そんな中、森美術館のFacebookアカウントでは、「ARTISTS COOKBOOK BY MAM」と題し、休館中の特別プロジェクトとして、世界各地のアーティストから寄せられた料理写真とそのレシピを順番にご紹介する連載投稿を実施しています。
レシピだけではなく、そのストーリーなども合わせて紹介した読みごたえのあるコンテンツで、フォロワーに豊かな在宅時間を提供している。
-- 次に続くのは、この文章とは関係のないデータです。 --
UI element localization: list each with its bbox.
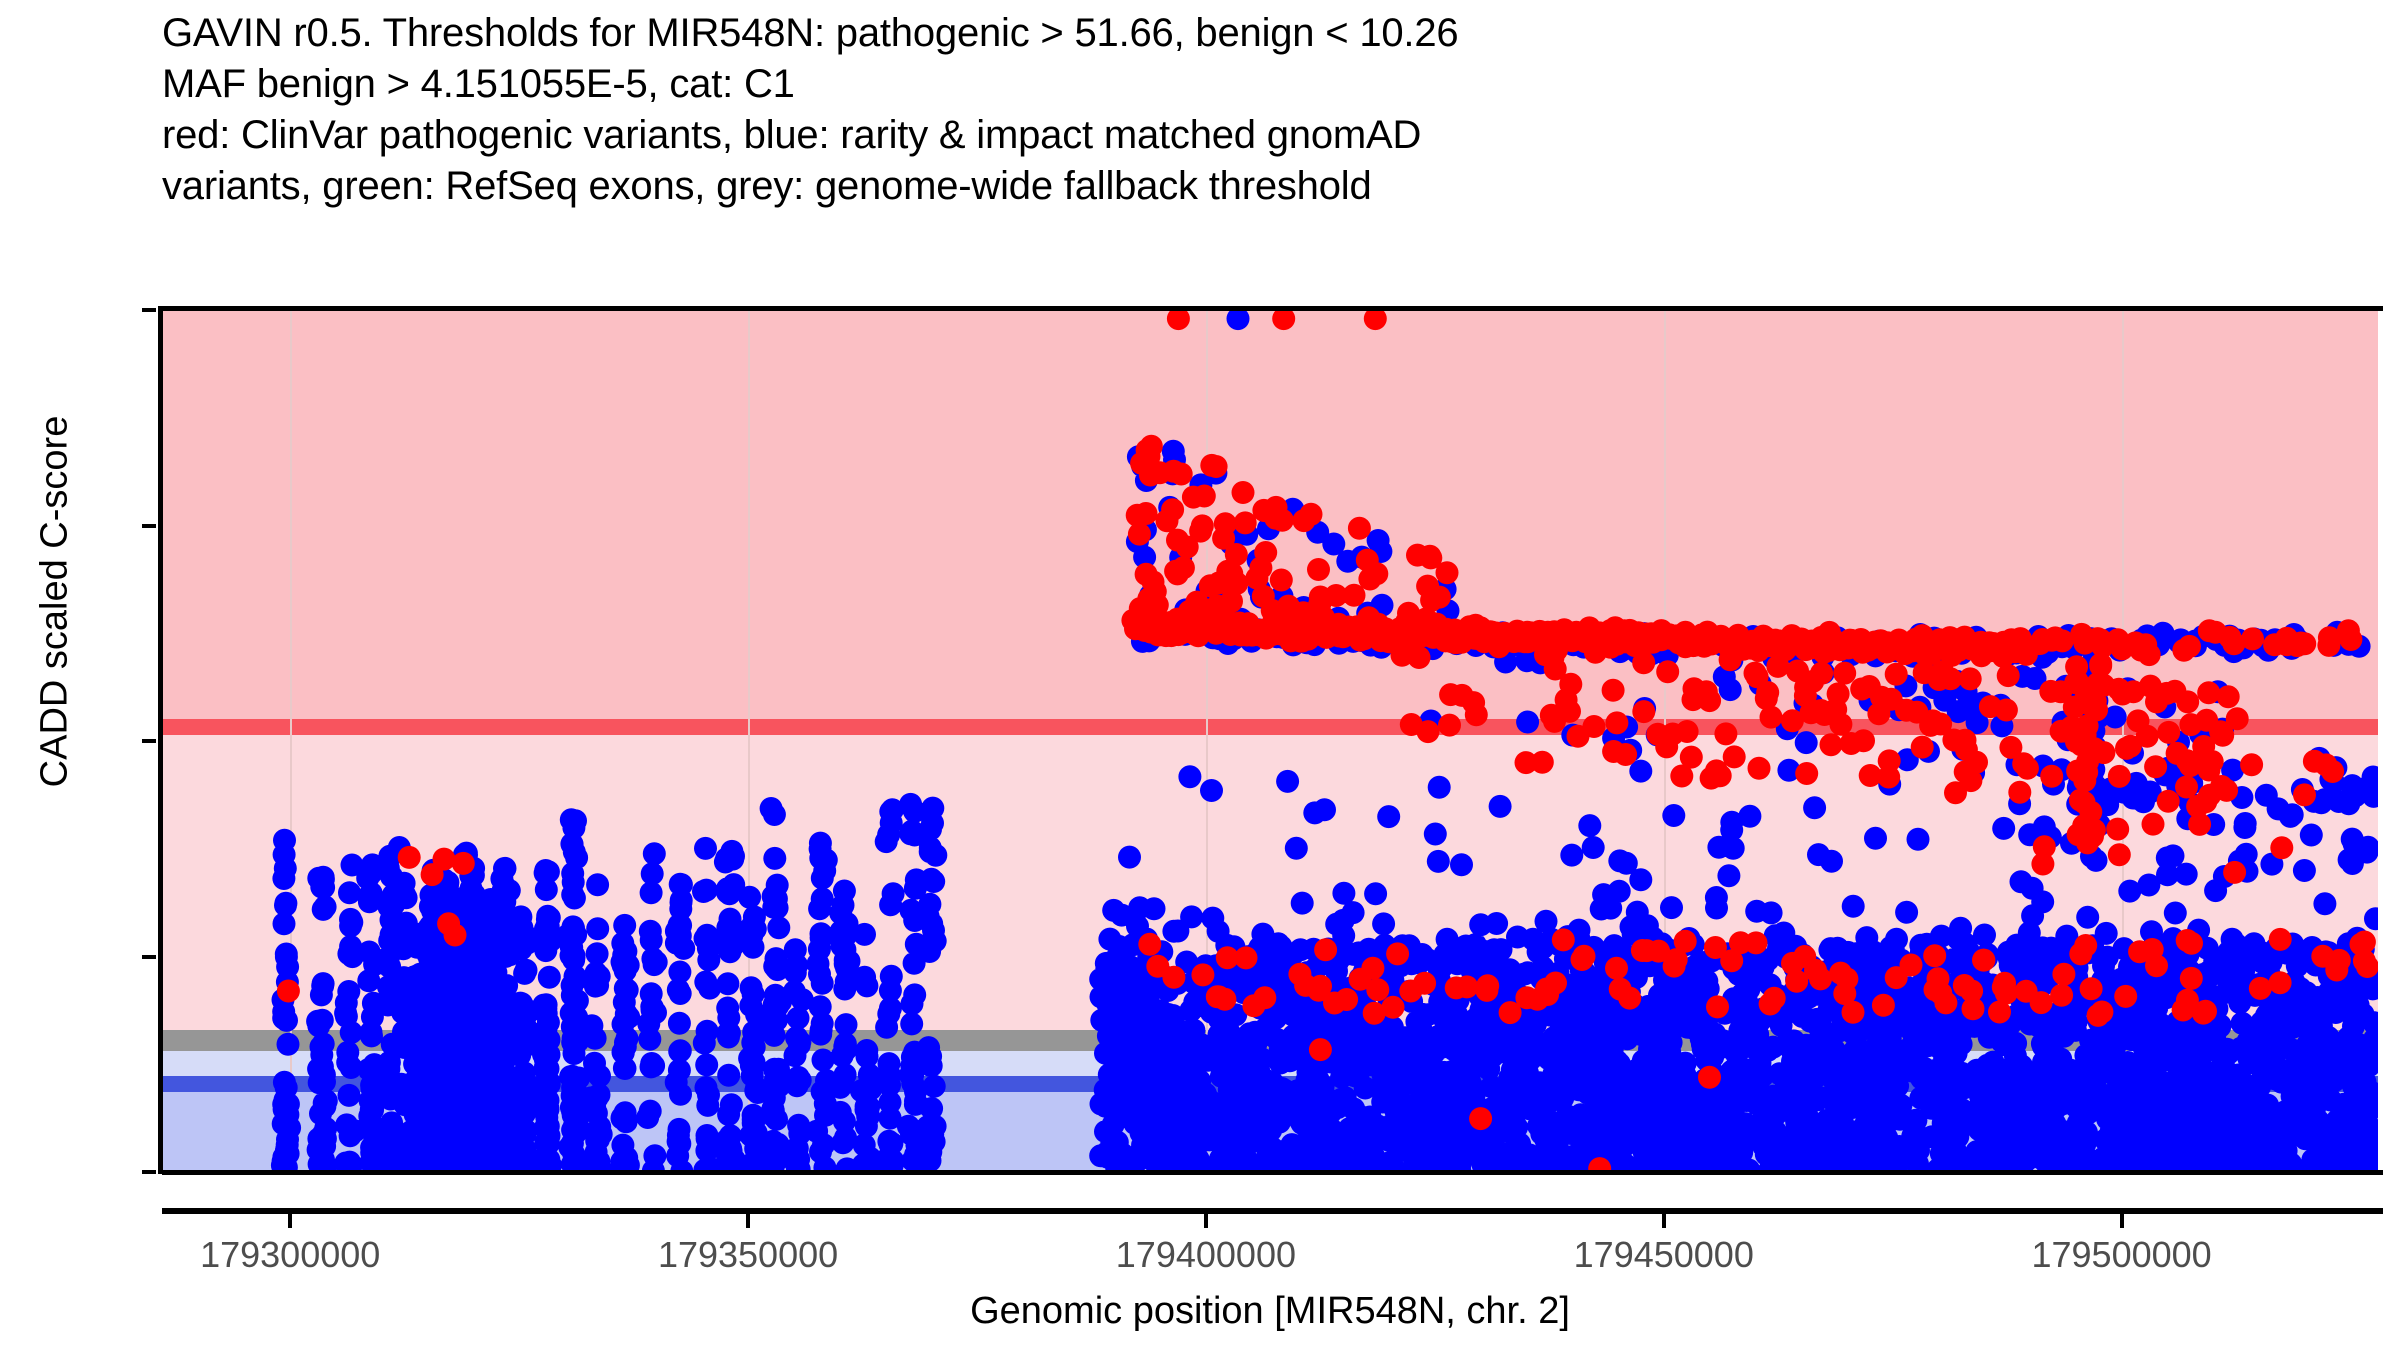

「食文化×アート」をテーマにした同連載は、レシピに加えて料理にまつわるストーリーも掲載され、読み応えがある投稿になっています。アート好きなフォロワーの好奇心を満たし、ストレスを抱えがちな生活者のリラックスを促すような企画といえます。
事例⑥商品使った大胆なレシピ動画が大反響|サッポロポテト公式<カルビー株式会社>
カルビー株式会社が販売しているサッポロポテトの公式TikTokアカウントでは、同社の商品を活用したレシピ動画を投稿し、在宅時間の楽しみを提供しています。
動画では、サッポロポテトを使ったチーズボールやチョコトリュフ、シュガードーナツなど、公式アカウントの発信としてはかなり大胆な食べ方を提案したレシピの紹介をしています。また、「#おうちで過ごし隊」「#今こんなことやってみた」など、時勢にあったハッシュタグを活用して投稿の発見を促しています。
投稿をみたTikTokユーザーからは、「作ってみたい」や「カロリーが気になる」など様々なコメントが多くよせられ、反響の高さが伺えます。
事例⑦商品をテーマに幅広い楽しさを発信|カルピス”水玉通信”<カルピス株式会社>
乳酸菌飲料カルピスの公式Twitterアカウント、「カルピス“水玉通信”」では、日頃から商品に絡めた様々なアイディアやネタの投稿を実施しています。
イラストレーターに依頼した、自宅でプリントアウトして楽しめる塗り絵の提供や(左)、カルピスの好みの濃さを聞く投稿(右)など、在宅時間を楽しんでもらえるようなをしている。
外出自粛が続く現在は、商品をモチーフにした自宅で楽しめる塗り絵の投稿や、好みのカルピスの濃さについてのアンケートなど、フォロワーが楽しみ、話題にしやすいような投稿をしています。商品をテーマに、様々な角度から楽しさや話題を提供に成功しているアカウントです。
生活者に繋がりと安心を感じてもらう
また、この未曾有の状況において生活者は多くの不安を抱えています。ビデオリサーチ社が実施したアンケート調査では、コロナ禍に不安を抱えていると答えた人は98.1%。ウイルス対策や社会全体が非常事態となっていることに、生活者は不安を抱えていることがわかります(※2)。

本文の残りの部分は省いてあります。